Lucky for the narrator of this paragraph that Chubby Theodore just happened to be waiting at the stop light .  But it is not good for the reader unless the reader is told  Chubby Theodore is.  The writer of this story could do it here, but we are in the middle of some kind of chase and taking time out now to explain who Theodore is is sure to slow the action down. But if Chubby Theodore and his VW Rabbit have already been made interesting to the reader, it will make reading this passage more enjoyable.   Let’s say Chubby T works at the Oak Street bookstore and is kind of a slow moving guy, who spends all his free time reading about astrophysics. His Rabbit is not very dependable and has recently lost its muffler. These details open the door to a lot of possibilities in the reader’s mind. How good is a getaway car that roars through downtown and may break down at any second? A slow moving getaway driver is probably not a plus either. But then, maybe Theodore’s knowledge of astrophysics is going to play a role in the story to come.

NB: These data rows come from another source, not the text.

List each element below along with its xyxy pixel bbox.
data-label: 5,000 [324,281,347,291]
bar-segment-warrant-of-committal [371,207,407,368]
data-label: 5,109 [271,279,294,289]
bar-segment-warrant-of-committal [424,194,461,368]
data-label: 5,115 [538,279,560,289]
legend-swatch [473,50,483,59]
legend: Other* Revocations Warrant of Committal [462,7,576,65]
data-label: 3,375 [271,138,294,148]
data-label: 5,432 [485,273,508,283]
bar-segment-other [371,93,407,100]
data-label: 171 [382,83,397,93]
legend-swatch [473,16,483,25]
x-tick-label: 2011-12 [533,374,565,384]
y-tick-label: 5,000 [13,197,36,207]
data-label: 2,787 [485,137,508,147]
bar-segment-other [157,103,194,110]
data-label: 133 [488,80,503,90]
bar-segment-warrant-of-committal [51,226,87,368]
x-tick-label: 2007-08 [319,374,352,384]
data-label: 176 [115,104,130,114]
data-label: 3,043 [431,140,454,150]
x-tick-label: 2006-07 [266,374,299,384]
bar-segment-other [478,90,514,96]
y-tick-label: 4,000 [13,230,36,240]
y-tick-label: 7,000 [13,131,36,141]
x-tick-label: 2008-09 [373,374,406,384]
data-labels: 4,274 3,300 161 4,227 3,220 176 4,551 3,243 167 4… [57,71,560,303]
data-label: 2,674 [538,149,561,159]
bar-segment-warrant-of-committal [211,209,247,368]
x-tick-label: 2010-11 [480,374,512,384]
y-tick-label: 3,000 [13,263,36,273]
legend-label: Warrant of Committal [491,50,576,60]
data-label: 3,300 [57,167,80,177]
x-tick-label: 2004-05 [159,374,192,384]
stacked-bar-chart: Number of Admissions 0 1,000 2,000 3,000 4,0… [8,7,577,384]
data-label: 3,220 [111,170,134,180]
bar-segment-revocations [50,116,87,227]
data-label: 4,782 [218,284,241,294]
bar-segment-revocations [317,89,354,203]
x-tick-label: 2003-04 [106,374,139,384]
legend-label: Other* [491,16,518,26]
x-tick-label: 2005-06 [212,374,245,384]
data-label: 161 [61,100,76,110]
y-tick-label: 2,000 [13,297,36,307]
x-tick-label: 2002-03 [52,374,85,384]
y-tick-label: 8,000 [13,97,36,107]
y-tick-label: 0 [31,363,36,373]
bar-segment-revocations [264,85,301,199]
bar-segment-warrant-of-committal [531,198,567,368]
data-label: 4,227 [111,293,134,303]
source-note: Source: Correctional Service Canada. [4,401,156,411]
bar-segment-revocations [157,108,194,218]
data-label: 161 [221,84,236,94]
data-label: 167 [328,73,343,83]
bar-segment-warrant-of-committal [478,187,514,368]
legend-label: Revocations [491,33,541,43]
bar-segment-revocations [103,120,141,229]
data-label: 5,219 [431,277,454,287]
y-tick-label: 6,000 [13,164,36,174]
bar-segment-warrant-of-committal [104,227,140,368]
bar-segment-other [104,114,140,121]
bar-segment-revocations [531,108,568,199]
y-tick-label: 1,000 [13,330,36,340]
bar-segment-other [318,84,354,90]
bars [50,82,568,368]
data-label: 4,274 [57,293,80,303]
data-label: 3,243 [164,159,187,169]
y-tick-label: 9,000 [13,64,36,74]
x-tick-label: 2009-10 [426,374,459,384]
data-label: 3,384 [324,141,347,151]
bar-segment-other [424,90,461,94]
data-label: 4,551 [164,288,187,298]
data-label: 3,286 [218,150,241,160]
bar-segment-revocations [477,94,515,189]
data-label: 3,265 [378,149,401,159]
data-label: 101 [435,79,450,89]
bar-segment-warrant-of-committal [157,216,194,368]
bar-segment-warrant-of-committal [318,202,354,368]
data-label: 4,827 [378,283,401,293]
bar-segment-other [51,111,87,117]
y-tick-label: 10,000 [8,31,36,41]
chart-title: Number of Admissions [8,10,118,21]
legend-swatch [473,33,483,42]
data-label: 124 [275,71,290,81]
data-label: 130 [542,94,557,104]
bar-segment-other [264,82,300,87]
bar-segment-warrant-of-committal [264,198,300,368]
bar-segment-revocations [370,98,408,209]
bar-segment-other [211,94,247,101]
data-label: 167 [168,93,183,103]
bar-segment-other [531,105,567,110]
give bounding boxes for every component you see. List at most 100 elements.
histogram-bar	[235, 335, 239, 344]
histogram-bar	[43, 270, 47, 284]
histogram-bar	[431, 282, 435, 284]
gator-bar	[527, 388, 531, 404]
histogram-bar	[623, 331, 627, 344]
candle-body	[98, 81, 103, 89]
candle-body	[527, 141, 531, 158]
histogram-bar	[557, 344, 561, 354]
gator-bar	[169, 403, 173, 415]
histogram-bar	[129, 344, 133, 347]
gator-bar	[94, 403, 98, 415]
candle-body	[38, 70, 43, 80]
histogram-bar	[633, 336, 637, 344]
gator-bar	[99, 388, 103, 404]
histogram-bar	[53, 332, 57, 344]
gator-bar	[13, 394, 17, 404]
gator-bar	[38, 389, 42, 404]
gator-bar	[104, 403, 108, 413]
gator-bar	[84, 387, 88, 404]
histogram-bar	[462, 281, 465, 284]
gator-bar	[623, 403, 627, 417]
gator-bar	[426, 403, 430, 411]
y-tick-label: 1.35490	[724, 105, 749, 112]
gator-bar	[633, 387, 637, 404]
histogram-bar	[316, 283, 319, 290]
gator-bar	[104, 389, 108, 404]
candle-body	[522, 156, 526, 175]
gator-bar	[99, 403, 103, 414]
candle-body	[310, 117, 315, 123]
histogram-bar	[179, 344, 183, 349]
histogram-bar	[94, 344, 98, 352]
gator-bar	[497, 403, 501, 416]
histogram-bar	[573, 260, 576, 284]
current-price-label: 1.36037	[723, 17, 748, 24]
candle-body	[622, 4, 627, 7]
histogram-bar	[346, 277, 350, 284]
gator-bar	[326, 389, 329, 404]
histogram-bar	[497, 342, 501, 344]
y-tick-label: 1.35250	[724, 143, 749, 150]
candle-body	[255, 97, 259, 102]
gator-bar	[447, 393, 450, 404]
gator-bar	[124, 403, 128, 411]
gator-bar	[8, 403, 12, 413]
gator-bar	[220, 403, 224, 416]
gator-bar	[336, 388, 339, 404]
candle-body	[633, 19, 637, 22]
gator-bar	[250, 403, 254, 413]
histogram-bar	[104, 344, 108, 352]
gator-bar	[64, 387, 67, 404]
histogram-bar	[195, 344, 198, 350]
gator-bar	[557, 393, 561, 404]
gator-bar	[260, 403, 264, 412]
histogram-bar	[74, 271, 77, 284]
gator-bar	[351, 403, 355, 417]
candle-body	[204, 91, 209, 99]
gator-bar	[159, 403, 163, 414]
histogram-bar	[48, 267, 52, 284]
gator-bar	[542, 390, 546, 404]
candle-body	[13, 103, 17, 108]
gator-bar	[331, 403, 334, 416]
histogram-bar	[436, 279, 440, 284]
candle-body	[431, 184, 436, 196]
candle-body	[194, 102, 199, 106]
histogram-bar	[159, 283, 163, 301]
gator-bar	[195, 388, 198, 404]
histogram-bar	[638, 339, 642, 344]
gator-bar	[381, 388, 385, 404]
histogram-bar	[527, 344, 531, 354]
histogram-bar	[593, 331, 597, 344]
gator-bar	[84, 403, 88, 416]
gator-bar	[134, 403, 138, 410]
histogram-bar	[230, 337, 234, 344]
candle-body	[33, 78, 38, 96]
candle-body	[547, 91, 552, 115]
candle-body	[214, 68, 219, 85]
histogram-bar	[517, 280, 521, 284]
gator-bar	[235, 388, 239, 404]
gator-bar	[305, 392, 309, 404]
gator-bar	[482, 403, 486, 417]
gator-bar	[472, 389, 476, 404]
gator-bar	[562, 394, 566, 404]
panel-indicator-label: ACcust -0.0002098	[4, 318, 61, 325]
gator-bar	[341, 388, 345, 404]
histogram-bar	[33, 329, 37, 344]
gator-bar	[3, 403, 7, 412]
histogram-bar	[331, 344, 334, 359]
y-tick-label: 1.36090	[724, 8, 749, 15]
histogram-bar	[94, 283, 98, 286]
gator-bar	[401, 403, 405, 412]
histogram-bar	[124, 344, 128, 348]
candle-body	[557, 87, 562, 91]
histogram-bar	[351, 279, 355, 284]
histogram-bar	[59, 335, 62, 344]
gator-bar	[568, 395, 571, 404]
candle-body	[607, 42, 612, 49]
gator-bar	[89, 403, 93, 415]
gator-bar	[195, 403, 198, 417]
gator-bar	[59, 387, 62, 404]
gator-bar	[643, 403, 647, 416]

A reader who is entertaining all those possibilities is into the story. Theodore’s providential appearance at the Oak Street light is not just something mechanical the author did to move the plot along, it is part of the plot, the story.

If this seems obvious on the face of it, as editors, we often encounter characters like this that appear out of the blue. And they are not the only loose ends we come across.  Here are some other examples:

Margery arrived home just in time. Was it established that Margery left home?

George heard footsteps on the floor above. Does the reader know who else lives or doesn’t live in the house?

I looked at all the people in the room and saw lots of support there. This only works if the reader knows who is in the room.

Writers have to continually ask themselves whether they have laid the appropriate groundwork for anything that happens in their stories. It is part of the job of a writer to sow the seeds for what is to follow so the book presents as a constructed story and not a series of ideas that came to the author while plowing through the book.